In this tutorial, we want to build a simple login form containing a text field for the user name and a password field for the password. Additionally, a button for the login is needed.

Create the Form

Forms are abstract objects in qooxdoo which hold the input fields and buttons. As we need two input fields we should create them as well. After that, we can add these input fields to the form, as you can see in the following code snippet.

var form = new qx.ui.form.Form();

var userName = new qx.ui.form.TextField();
form.add(userName, "Name");

var password = new qx.ui.form.PasswordField();
form.add(password, "Password");

Running this code creates the form, but does not show anything in the app. As described above, forms are abstract objects and do not contain any information on how to layout the form on the screen. For this, a form renderer can be used.

Render the Form

Take a simple, one column renderer and render the form.

this.getRoot().add(
  new qx.ui.form.renderer.Single(form),
  {left: 10, top: 10}
);

Running these two code snippets will render a simple form showing the two input fields. You can also see labels in front of each form item showing the name we gave it with the add call. Give it a try and enter some values or even rename the labels in the code and run it again.

Add the Button

As a next step, we want to add the login button. For adding buttons, the form offers a separate method, which will be used in the following snippet.

var login = new qx.ui.form.Button("Login");
form.addButton(login);

Copy this code in front of the form rendering to make sure the renderer knows about the button. Run and see the new added Login button.

But the button does not do much right now. We should add a listener to validate the form and send the login request. Of course, sending data would stretch this tutorial a bit too much so we simply show an alert.

login.addListener("execute", function() {
  if (form.validate()) {
    alert("send...");
  }
});

Appending these code lines to the bottom of the whole sample will attach a listener to the button, which will be executed on click but also on pressing enter when the button is focused. As you can see in the code, we only show the alert in case the validation reported back as valid. Of course, as we did not add any validation information, everything is valid currently!

Set up the validation

We use two simple cases, the user name is required and the password field should at least have 6 characters.

Making the user name required is really easy. Just tell the user name object to be required.

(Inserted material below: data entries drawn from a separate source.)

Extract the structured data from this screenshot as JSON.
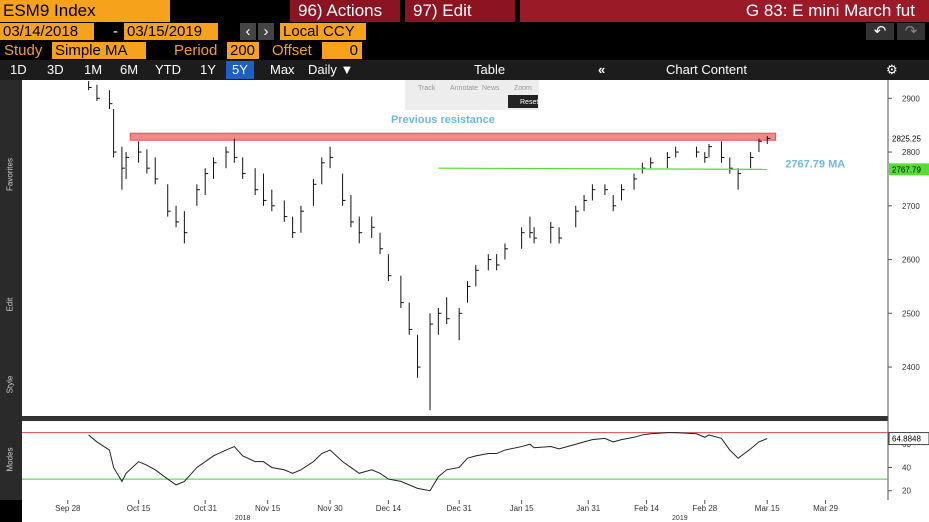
{
  "toolbar": {
    "security": "ESM9 Index",
    "actions": "96) Actions",
    "edit": "97) Edit",
    "title": "G 83: E mini March fut",
    "start_date": "03/14/2018",
    "date_sep": "-",
    "end_date": "03/15/2019",
    "currency": "Local CCY",
    "study_label": "Study",
    "study": "Simple MA",
    "period_label": "Period",
    "period": 200,
    "offset_label": "Offset",
    "offset": 0,
    "ranges": [
      "1D",
      "3D",
      "1M",
      "6M",
      "YTD",
      "1Y",
      "5Y",
      "Max"
    ],
    "active_range": "5Y",
    "frequency": "Daily ▼",
    "table": "Table",
    "chart_content": "Chart Content",
    "mini_tools": [
      "Track",
      "Annotate",
      "News",
      "Zoom"
    ],
    "reset": "Reset",
    "side_labels": [
      "Favorites",
      "Edit",
      "Style",
      "Modes"
    ]
  },
  "chart_data": [
    {
      "type": "hlc",
      "color": "#111111",
      "x": [
        "2018-10-03",
        "2018-10-05",
        "2018-10-08",
        "2018-10-09",
        "2018-10-11",
        "2018-10-12",
        "2018-10-15",
        "2018-10-17",
        "2018-10-19",
        "2018-10-22",
        "2018-10-24",
        "2018-10-26",
        "2018-10-29",
        "2018-10-31",
        "2018-11-02",
        "2018-11-05",
        "2018-11-07",
        "2018-11-09",
        "2018-11-12",
        "2018-11-14",
        "2018-11-16",
        "2018-11-19",
        "2018-11-21",
        "2018-11-23",
        "2018-11-26",
        "2018-11-28",
        "2018-11-30",
        "2018-12-03",
        "2018-12-05",
        "2018-12-07",
        "2018-12-10",
        "2018-12-12",
        "2018-12-14",
        "2018-12-17",
        "2018-12-19",
        "2018-12-21",
        "2018-12-24",
        "2018-12-26",
        "2018-12-28",
        "2018-12-31",
        "2019-01-02",
        "2019-01-04",
        "2019-01-07",
        "2019-01-09",
        "2019-01-11",
        "2019-01-15",
        "2019-01-17",
        "2019-01-18",
        "2019-01-22",
        "2019-01-24",
        "2019-01-28",
        "2019-01-30",
        "2019-02-01",
        "2019-02-04",
        "2019-02-06",
        "2019-02-08",
        "2019-02-11",
        "2019-02-13",
        "2019-02-15",
        "2019-02-19",
        "2019-02-21",
        "2019-02-26",
        "2019-02-28",
        "2019-03-01",
        "2019-03-04",
        "2019-03-06",
        "2019-03-08",
        "2019-03-11",
        "2019-03-13",
        "2019-03-15"
      ],
      "high": [
        2932,
        2925,
        2915,
        2880,
        2810,
        2800,
        2820,
        2805,
        2790,
        2740,
        2700,
        2690,
        2740,
        2770,
        2790,
        2810,
        2825,
        2790,
        2770,
        2760,
        2730,
        2710,
        2680,
        2700,
        2750,
        2790,
        2810,
        2760,
        2720,
        2680,
        2680,
        2650,
        2610,
        2570,
        2520,
        2460,
        2500,
        2510,
        2530,
        2510,
        2560,
        2590,
        2610,
        2610,
        2630,
        2660,
        2680,
        2660,
        2670,
        2660,
        2700,
        2720,
        2740,
        2740,
        2720,
        2740,
        2760,
        2780,
        2790,
        2800,
        2810,
        2810,
        2800,
        2815,
        2820,
        2790,
        2770,
        2800,
        2825,
        2830
      ],
      "low": [
        2915,
        2895,
        2880,
        2790,
        2730,
        2750,
        2780,
        2760,
        2740,
        2680,
        2660,
        2630,
        2700,
        2720,
        2750,
        2770,
        2780,
        2750,
        2720,
        2700,
        2690,
        2670,
        2640,
        2650,
        2700,
        2740,
        2770,
        2700,
        2660,
        2630,
        2640,
        2610,
        2560,
        2510,
        2460,
        2380,
        2320,
        2460,
        2480,
        2450,
        2520,
        2550,
        2580,
        2580,
        2600,
        2620,
        2640,
        2630,
        2630,
        2630,
        2660,
        2690,
        2710,
        2720,
        2690,
        2710,
        2730,
        2760,
        2770,
        2770,
        2790,
        2790,
        2780,
        2790,
        2780,
        2760,
        2730,
        2770,
        2800,
        2815
      ],
      "close": [
        2920,
        2900,
        2890,
        2800,
        2770,
        2790,
        2800,
        2770,
        2750,
        2690,
        2670,
        2650,
        2730,
        2760,
        2780,
        2800,
        2790,
        2760,
        2730,
        2710,
        2700,
        2680,
        2650,
        2690,
        2740,
        2780,
        2790,
        2710,
        2670,
        2650,
        2660,
        2620,
        2570,
        2520,
        2470,
        2400,
        2480,
        2500,
        2490,
        2500,
        2550,
        2580,
        2600,
        2590,
        2620,
        2650,
        2650,
        2640,
        2660,
        2640,
        2690,
        2710,
        2730,
        2730,
        2700,
        2730,
        2750,
        2770,
        2780,
        2790,
        2800,
        2800,
        2790,
        2810,
        2790,
        2770,
        2760,
        2790,
        2820,
        2825.25
      ],
      "xlim": [
        "2018-09-17",
        "2019-04-13"
      ],
      "xticks": [
        {
          "value": "2018-09-28",
          "label": "Sep 28"
        },
        {
          "value": "2018-10-15",
          "label": "Oct 15"
        },
        {
          "value": "2018-10-31",
          "label": "Oct 31"
        },
        {
          "value": "2018-11-15",
          "label": "Nov 15"
        },
        {
          "value": "2018-11-30",
          "label": "Nov 30"
        },
        {
          "value": "2018-12-14",
          "label": "Dec 14"
        },
        {
          "value": "2018-12-31",
          "label": "Dec 31"
        },
        {
          "value": "2019-01-15",
          "label": "Jan 15"
        },
        {
          "value": "2019-01-31",
          "label": "Jan 31"
        },
        {
          "value": "2019-02-14",
          "label": "Feb 14"
        },
        {
          "value": "2019-02-28",
          "label": "Feb 28"
        },
        {
          "value": "2019-03-15",
          "label": "Mar 15"
        },
        {
          "value": "2019-03-29",
          "label": "Mar 29"
        }
      ],
      "year_labels": [
        {
          "value": "2018-11-09",
          "label": "2018"
        },
        {
          "value": "2019-02-22",
          "label": "2019"
        }
      ],
      "ylim": [
        2309,
        2934
      ],
      "yticks": [
        2400,
        2500,
        2600,
        2700,
        2800,
        2900
      ],
      "ma": {
        "name": "2767.79 MA",
        "color": "#55dd33",
        "x": [
          "2018-12-26",
          "2019-03-15"
        ],
        "values": [
          2770,
          2767.79
        ]
      },
      "resistance": {
        "text": "Previous resistance",
        "range": [
          2822,
          2835
        ],
        "x": [
          "2018-10-13",
          "2019-03-17"
        ],
        "color": "#f28a8a"
      }
    },
    {
      "type": "line",
      "color": "#222222",
      "values": [
        68,
        62,
        55,
        40,
        28,
        35,
        45,
        42,
        38,
        30,
        25,
        28,
        40,
        45,
        50,
        55,
        58,
        50,
        45,
        45,
        40,
        38,
        35,
        38,
        45,
        52,
        55,
        45,
        40,
        35,
        38,
        35,
        30,
        28,
        25,
        22,
        20,
        32,
        38,
        40,
        48,
        50,
        52,
        52,
        55,
        58,
        60,
        57,
        58,
        56,
        60,
        62,
        64,
        65,
        62,
        64,
        66,
        68,
        69,
        70,
        70,
        69,
        66,
        68,
        65,
        55,
        48,
        56,
        62,
        64.8848
      ],
      "ylim": [
        12,
        80
      ],
      "yticks": [
        20,
        40,
        60
      ],
      "levels": [
        {
          "value": 70,
          "color": "#e04848"
        },
        {
          "value": 30,
          "color": "#44cc44"
        }
      ]
    }
  ]
}
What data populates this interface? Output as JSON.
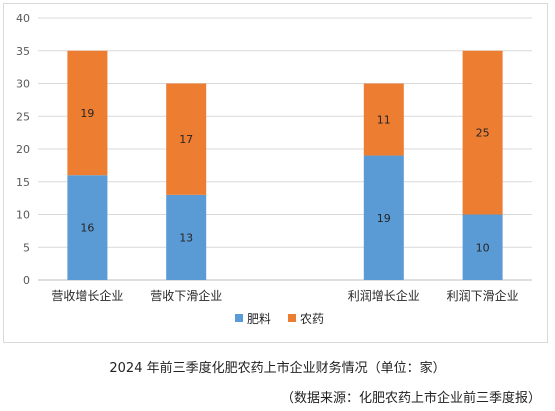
{
  "chart_data": {
    "type": "bar",
    "stacked": true,
    "categories": [
      "营收增长企业",
      "营收下滑企业",
      "",
      "利润增长企业",
      "利润下滑企业"
    ],
    "series": [
      {
        "name": "肥料",
        "values": [
          16,
          13,
          null,
          19,
          10
        ],
        "color": "#5b9bd5"
      },
      {
        "name": "农药",
        "values": [
          19,
          17,
          null,
          11,
          25
        ],
        "color": "#ed7d31"
      }
    ],
    "ylim": [
      0,
      40
    ],
    "yticks": [
      0,
      5,
      10,
      15,
      20,
      25,
      30,
      35,
      40
    ],
    "grid": true,
    "legend_position": "bottom",
    "data_labels": true
  },
  "caption": {
    "title": "2024 年前三季度化肥农药上市企业财务情况（单位：家）",
    "source": "（数据来源：化肥农药上市企业前三季度报）"
  }
}
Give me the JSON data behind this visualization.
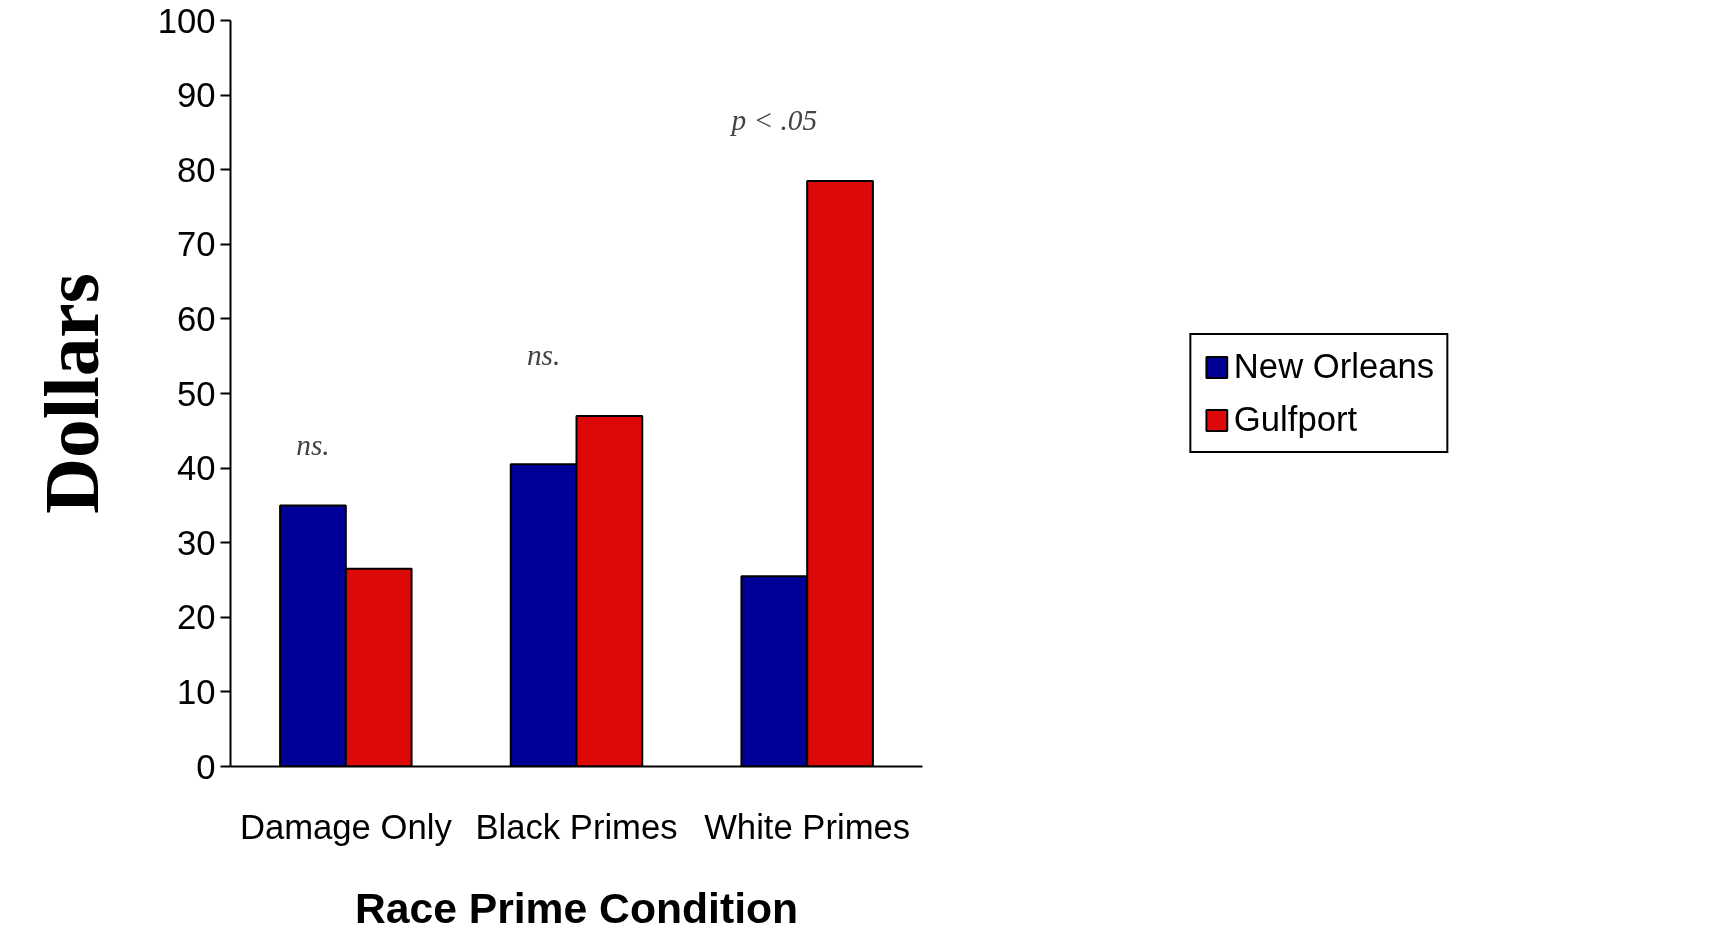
{
  "chart_data": {
    "type": "bar",
    "xlabel": "Race Prime Condition",
    "ylabel": "Dollars",
    "categories": [
      "Damage Only",
      "Black Primes",
      "White Primes"
    ],
    "series": [
      {
        "name": "New Orleans",
        "color": "#000099",
        "values": [
          35,
          40.5,
          25.5
        ]
      },
      {
        "name": "Gulfport",
        "color": "#dd0808",
        "values": [
          26.5,
          47,
          78.5
        ]
      }
    ],
    "ylim": [
      0,
      100
    ],
    "yticks": [
      0,
      10,
      20,
      30,
      40,
      50,
      60,
      70,
      80,
      90,
      100
    ],
    "grid": false,
    "legend": "right",
    "annotations": [
      "ns.",
      "ns.",
      "p < .05"
    ]
  }
}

userName.setRequired(true);

Adding this line right after creating the text field will mark the field as required. Running the code now will show you a little red asterisk right beside the name of the field which marks it as required. Hitting the login button now without a user name will fail and highlight the input. Hovering will show a pop-up containing the error message.

Custom validation

Adding a custom validator is also easy. Search for the line where we added the password field to the form and add a function as third parameter. This function will be your validator. The validator will have access to the current set value as its first argument. The new line could look like this.

form.add(password, "Password", function(data) {
  return !!(data && data.length >= 6);
});

After you have replaced the original add call with the new one, give it a try and see that also the password field needs to be filled. Hovering the field does not show an error message, but we can add one in a single line of code.

password.setInvalidMessage("Password too short.");

Adding this line after the password field fixes this issue.